I also used models to investigate whether or not a stable microbiome exists on the ocular surface and therefore possibly contributes to protecting the eye, as has been found with microbiomes in other areas of the body. Microbiome analysis uses DNA evidence to identify microbes in a very sensitive assay not dependent on culture techniques that may be unable to grow bacteria with special needs. Our initial analysis of interactions between bacteria found in microbiome analysis and the ocular surface indicate that it is very difficult for bacteria to survive on the ocular surface or within the conjunctival mucosal membrane of the eye, and that this is true for both gram-positive and gram-negative ocular pathogens. Staining experiments, designed to enable a live look at bacteria in the eye, were promising in their ability to stain bacteria but, unfortunately, stained epithelial tissue as well. Human subjects whose ocular washes were collected to grow in multiple nonstandard conditions were equally unable to produce results, indicating that the bacteria implicated in microbiome DNA analysis, some culturable even under standard conditions, may not be actually present– at least not in a live form. There still might be a stable microbiome on the ocular surface that I was unable to find, but current results suggest that this possibility is remote. Further investigation with a murine model is currently underway to determine whether the use of DNA evidence to identify living colonies of microbes can be achieved.

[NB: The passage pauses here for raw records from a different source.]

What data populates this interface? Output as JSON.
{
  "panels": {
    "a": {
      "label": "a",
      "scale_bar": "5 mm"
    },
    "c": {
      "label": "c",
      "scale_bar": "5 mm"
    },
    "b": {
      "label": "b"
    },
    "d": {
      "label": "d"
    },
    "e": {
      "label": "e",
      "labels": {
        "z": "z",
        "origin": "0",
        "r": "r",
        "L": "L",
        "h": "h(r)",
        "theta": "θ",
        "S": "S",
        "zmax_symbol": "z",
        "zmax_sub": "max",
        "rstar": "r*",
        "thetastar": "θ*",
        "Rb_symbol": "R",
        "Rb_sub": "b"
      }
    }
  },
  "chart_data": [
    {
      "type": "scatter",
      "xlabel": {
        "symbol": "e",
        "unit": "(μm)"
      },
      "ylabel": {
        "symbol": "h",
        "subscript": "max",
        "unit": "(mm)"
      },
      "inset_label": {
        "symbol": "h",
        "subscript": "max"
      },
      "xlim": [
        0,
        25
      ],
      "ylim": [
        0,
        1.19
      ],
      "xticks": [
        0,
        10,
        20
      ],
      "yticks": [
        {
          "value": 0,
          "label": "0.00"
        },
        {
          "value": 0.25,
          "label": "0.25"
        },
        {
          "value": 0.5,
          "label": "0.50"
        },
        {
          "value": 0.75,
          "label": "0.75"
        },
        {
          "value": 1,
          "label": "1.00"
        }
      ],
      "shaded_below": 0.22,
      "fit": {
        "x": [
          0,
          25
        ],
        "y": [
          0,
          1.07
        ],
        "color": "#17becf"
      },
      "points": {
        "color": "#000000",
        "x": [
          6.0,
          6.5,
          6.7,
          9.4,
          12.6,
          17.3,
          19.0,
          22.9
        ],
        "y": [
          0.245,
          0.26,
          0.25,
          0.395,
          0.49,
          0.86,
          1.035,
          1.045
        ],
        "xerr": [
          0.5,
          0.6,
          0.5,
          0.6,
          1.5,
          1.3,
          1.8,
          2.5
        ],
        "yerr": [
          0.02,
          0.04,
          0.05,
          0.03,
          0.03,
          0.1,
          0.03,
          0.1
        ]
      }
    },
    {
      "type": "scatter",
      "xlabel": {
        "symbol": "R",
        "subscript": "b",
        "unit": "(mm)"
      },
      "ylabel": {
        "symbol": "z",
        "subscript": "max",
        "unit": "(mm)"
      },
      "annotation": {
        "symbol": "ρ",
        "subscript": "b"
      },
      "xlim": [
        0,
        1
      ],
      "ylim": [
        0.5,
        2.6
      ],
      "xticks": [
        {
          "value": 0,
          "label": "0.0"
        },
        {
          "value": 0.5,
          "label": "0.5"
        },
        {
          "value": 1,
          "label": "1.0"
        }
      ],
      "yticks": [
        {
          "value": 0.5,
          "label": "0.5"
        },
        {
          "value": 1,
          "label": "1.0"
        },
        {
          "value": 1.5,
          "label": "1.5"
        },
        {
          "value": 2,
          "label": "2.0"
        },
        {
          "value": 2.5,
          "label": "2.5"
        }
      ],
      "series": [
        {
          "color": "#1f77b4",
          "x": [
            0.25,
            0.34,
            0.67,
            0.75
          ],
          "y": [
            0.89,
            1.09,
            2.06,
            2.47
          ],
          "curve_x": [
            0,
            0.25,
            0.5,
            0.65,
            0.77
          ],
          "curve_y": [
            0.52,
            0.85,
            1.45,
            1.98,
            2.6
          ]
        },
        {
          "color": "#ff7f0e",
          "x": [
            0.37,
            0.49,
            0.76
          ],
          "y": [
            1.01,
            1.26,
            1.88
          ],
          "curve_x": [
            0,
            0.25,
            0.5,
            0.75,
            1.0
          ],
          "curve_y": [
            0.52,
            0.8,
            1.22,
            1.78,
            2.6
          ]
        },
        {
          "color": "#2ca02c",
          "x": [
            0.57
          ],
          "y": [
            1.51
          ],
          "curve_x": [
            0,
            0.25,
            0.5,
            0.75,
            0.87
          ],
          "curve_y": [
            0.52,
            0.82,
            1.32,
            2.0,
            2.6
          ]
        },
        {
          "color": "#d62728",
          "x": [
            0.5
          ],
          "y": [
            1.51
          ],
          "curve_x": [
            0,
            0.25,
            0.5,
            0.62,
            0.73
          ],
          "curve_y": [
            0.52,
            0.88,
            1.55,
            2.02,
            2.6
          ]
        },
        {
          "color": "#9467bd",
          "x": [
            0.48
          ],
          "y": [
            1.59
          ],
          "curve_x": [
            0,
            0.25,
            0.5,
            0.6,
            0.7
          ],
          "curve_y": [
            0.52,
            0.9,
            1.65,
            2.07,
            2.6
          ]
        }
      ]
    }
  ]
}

Taken together, the research presented in this dissertation advances our understanding of how the ocular surface remains healthy despite exposure to the barrage of potentially pathogenic microbes that exist in our environment. The data continue to support the notion that the healthy ocular surface harbors only transient microbes due to its capacity to rapidly clear even large inocula. They also show that when corneal surface defenses are compromised severely enough to allow bacteria to traverse the epithelial barrier, multiple virulence bacteria factors can contribute, with the details depending on the nature of the corneal compromise and the state of the bacteria. While implicating specific host and bacterial factors, these findings also highlight the importance of mimicking conditions allowing health or susceptibility in animal models, and the need to monitor variability among bacterial isolates from different sources, even for the same strain.